Vogt argues that respondent violated his Fifth Amendment right against self-incrimination by extending his incarceration for refusing to enter the SOTP because the program required him to admit acts underlying his conviction and other uncharged offenses.  In a recently released opinion, this court held that extending a prisoner’s term by delaying his supervised-release date as a disciplinary sanction is a penalty that rises to the level of compulsion for purposes of the Fifth Amendment privilege against self-incrimination.  Johnson v. Fabian, ­­­___ N.W.2d ___, ___, 2006 WL 852167, at * ___ (Minn. App. Apr. 4, 2006).  Johnson’s incarceration, like Vogt’s, was extended for 90 days for refusal to participate in the SOTP, but unlike Vogt, Johnson was denied admission into the SOTP program because he expressed a lack of interest, was appealing his conviction, and he did not want to admit the offense.  Id. Vogt, by contrast, was not appealing his convictions when he was screened for the SOTP, and was admitted to the SOTP despite his lack of memory of the incidents that led to his convictions.

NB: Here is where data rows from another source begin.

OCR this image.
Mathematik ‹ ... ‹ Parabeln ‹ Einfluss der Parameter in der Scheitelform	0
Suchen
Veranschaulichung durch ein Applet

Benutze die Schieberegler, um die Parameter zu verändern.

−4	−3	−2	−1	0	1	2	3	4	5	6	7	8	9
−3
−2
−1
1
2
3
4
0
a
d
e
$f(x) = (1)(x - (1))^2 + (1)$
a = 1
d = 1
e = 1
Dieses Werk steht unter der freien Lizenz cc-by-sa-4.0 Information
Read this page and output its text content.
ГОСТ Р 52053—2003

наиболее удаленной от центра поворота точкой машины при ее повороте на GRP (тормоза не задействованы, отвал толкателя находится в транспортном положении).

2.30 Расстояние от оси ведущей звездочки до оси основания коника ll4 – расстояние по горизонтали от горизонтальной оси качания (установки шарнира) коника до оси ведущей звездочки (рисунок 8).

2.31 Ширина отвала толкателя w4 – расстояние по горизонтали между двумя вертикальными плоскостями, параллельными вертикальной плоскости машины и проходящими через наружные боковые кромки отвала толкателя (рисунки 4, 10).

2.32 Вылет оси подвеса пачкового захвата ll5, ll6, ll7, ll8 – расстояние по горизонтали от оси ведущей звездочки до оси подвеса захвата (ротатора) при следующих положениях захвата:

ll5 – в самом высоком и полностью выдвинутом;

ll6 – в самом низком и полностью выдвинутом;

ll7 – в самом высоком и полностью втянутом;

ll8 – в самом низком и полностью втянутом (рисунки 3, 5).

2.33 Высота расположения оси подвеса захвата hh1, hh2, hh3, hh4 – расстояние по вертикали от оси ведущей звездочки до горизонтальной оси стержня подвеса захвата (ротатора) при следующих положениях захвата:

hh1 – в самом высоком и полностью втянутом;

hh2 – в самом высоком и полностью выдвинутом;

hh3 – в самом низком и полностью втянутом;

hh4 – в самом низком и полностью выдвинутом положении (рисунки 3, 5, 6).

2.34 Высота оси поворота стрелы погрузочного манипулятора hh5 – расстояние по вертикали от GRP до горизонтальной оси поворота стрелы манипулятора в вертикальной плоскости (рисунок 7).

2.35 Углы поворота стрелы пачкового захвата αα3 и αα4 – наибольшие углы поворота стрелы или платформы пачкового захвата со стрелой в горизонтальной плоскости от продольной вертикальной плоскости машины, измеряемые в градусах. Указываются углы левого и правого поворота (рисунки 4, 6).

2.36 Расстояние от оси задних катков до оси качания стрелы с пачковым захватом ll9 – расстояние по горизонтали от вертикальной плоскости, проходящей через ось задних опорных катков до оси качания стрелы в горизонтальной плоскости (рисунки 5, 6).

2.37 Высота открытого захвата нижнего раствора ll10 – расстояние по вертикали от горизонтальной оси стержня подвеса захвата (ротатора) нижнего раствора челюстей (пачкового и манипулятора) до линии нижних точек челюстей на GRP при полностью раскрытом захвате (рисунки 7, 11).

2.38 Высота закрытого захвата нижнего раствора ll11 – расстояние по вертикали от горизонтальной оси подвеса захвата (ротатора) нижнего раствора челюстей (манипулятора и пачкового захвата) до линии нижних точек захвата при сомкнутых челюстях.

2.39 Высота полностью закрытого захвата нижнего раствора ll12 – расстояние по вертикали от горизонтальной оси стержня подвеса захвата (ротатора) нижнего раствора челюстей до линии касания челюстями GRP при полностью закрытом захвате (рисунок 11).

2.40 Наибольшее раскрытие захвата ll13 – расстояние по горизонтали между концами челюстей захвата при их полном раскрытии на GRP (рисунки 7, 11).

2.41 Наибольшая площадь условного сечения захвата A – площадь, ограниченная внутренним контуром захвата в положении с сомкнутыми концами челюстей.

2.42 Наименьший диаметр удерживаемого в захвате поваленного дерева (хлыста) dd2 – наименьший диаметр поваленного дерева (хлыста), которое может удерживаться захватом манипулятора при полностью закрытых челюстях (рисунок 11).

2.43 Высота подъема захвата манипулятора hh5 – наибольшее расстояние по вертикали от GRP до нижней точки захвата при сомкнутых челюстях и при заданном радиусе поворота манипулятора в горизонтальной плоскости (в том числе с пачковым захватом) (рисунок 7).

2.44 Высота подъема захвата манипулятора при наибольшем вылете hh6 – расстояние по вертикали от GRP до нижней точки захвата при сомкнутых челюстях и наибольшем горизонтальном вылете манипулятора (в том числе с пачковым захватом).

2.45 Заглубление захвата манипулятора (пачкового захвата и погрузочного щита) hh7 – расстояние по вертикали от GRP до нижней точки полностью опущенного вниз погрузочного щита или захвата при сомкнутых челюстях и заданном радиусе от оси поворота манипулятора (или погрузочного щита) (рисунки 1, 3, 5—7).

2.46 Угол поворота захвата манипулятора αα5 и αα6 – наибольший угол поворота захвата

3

            We conclude that Vogt, unlike Johnson, has failed to establish that he is entitled to assert a Fifth Amendment privilege against self-incrimination with regard to his conviction.  The “right not to testify concerning transactions for which one has been convicted continues until the time for appeal has expired or until the conviction has been affirmed on appeal.”  United States v. Duchi, 944 F.2d 391, 394 (8th Cir. 1991).  Vogt’s challenge to his convictions ended when he withdrew his appeal from the district court’s denial of his petition to withdraw his guilty plea.  All subsequent actions initiated by Vogt were limited to challenges to his sentence.  Vogt, therefore, was no longer entitled to assert the privilege against self-incrimination with regard to his conviction at the time he withdrew from SOTP.

            With regard to uncharged sexual offenses, the document submitted by Vogt demonstrates that he was accepted into the program despite refusing, on advice of counsel, to discuss a separate sexual offense that was pending at the time he was screened for the SOTP.  The affidavit of the Lino Lakes SOTP program director established that participants are not required to incriminate themselves with regard to uncharged offenses in order to successfully participate in and complete the program. 

            There were no material facts in dispute, and we therefore conclude that the district court correctly determined without an evidentiary hearing that Vogt has failed to establish that the SOTP compelled him to provide incriminating information about uncharged offenses in order to enter or complete the program.


[1] The supreme court granted review with respect to the issue of retroactive application of Blakely v. Washington, 542 U.S. 296, 124 S. Ct. 2531 (2004).  When the supreme court issued its opinion in State v. Houston, 702 N.W.2d 268 (Minn. 2005), holding that Blakely does not apply retroactively, it denied appellant’s petition.  Vogt v. State, No. A04-803 (Minn. Sept. 20, 2005) (order op.).